Till Gerhard is a young German painter who has achieved some prominence in the last few years with work dealing in counter-cultural or obscure group customs, often outdoor gatherings, retreats to nature, driven by mystic, perhaps sect beliefs. These are treated with a decided distance and mockery, although for the most part respectfully drawn, deftly painted. The territory coincides to some extent with the work of contemporaries such as Jules de Balincourt and Kaye Donachie, but Gerhard is distinctive both for the breadth of activities included and a treatment that literally distances them through painterly obstruction, at times caustic abstraction.
The pictures often have photographic sources but the emphasis is on the mysterious or remote ideals driving the depicted behaviour and how little the pictures can explain or show of this, how obscure the aims or beliefs remain in spite of pictures. The work tends to revel in painterly dissolution at the margins, as well as spots and spatters that sometimes recall lens refractions, elsewhere raindrops. Both give the pictures a casual, hurried quality, the private record of celebration or promotion, rather than a more formal or finished view. Either way events are distanced by foreground incident, obscured by the bubble and fizz of attendant excitement, as in Walden (2004).
The paintings extend photographic qualities in this way and build a genre for group rituals, esoteric practices. In Gebuesch (2004) this applies as much to a geodesic dome of uncertain scale, nestling amongst shrubbery, as to the aftermath of a large gathering at a cemetery in Dawn (2005). But here, distancing is not just by more painterly means at the margins, to the brilliant pink sky and spatter, but by the small magenta flares that mysteriously arise across the scene. In Mistaken (2004) a strange red drapery hovers amid tree trunks bleached out by flash photography, and in White Spirit (2006) the central figure is wrapped in a white confusion. The blend of painterly and photographic qualities thus begins to introduce its own objects, to move from treatment, to things treated and further undermine and alienate the group’s purpose, the picture’s resolve.
In this respect, comparisons with de Balincourt and Donachie are instructive. Where de Balincourt pictures such groups as primitively conformist, schematic stereotypes, Gerhard instead supplies just distance, a dispersed mystique to the picture. Where Donachie looks to peer and group dynamics for a trust and devotion, verging on the religious, Gerhard is content to record their remote locations, their costume and decorations. Donachie is keyed to the blank and vulnerable identity, in dour tones and facture recalling a little, Luc Tuymans. Gerhard is keyed to their fleeting embrace of nature, their inaccessibility even by more flexible technique. Donachie accordingly concentrates on the figure and gesture, de Balincourt on stylisation and design, while Gerhard stretches incident and occasion. All find the breakaway group or cult rich ground for new distinctions in painting and genre.
While Gerhard does not share de Balincourt’s more ideological perspective or Donachie’s psychological and sexual undercurrents, he nevertheless embraces a wider range of examples.
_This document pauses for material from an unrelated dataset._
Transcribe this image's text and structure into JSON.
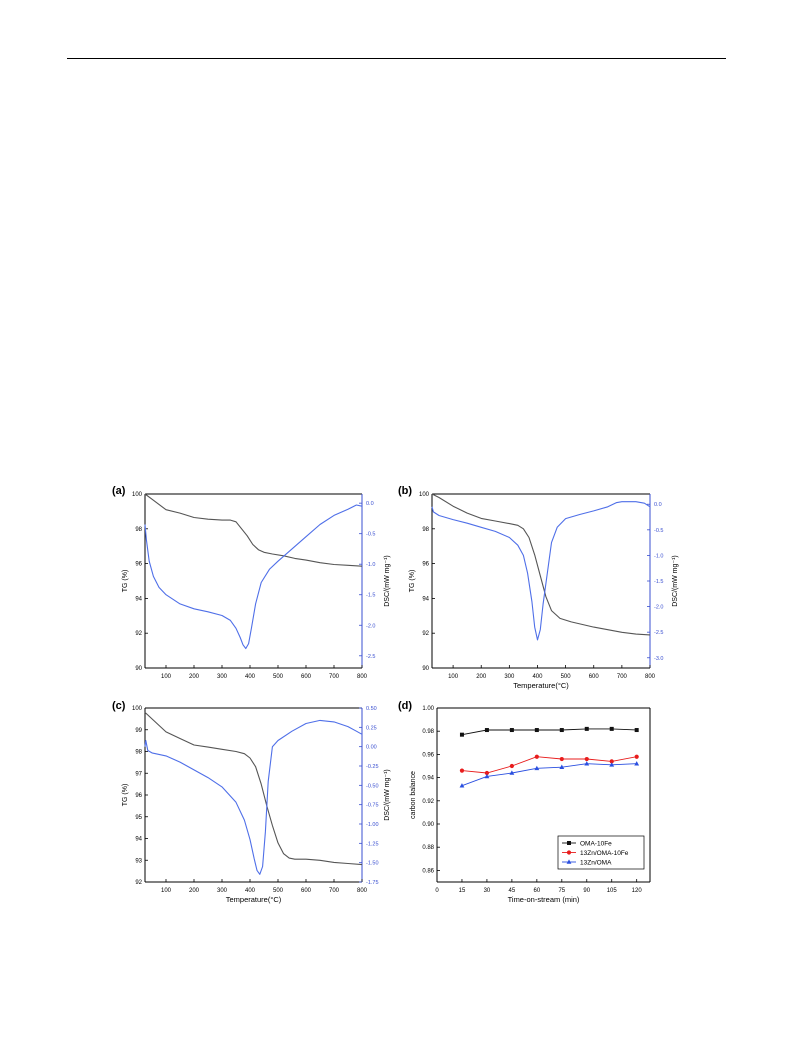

The work not only alludes to the 60s and drug culture, but accommodates other costume and roles, even effigies, festivities for houses, social unrest, even weather. All deal in obscure ceremony, pretence or faith in ends beyond the visible and pictured. The pictures not only stress their distance from this conviction but also point to the concealed identities that arise, comic stereotypes they resort to, and further absurd constructions painting might make upon the playfulness.
Avant-garde Backlash (2006) and False Guru (2006) are examples of this aggressive foregrounding or inscription to the picture. Both ridicule not just casual observation or depiction of events, but attempts to abstract or encapsulate underlying beliefs, to get at the motives and purpose of the group. Tellingly, the effect is a mixture of graffiti (the use of spray paint) and more painterly abstraction (the Pollock-like trailed drips). The artist’s condemnation would seem to be balanced by frustration, unable to properly participate nor transcend or depart the scene. The work uncomfortably oscillates between responses, registers a deep ambivalence.
In this sense the artist struggles for a unity within pictures that de Balincourt more comfortably allows between them. De Balincourt settles for a diverse body of work, Gerhard strives for diversity within works. Both carry distinct attitudes. Elsewhere, Gerhard simplifies figures through broad brushstrokes, more conventionally, arrives at a comfortable distance. It remains to be seen how much incident and mystery he is prepared to sacrifice or entertain.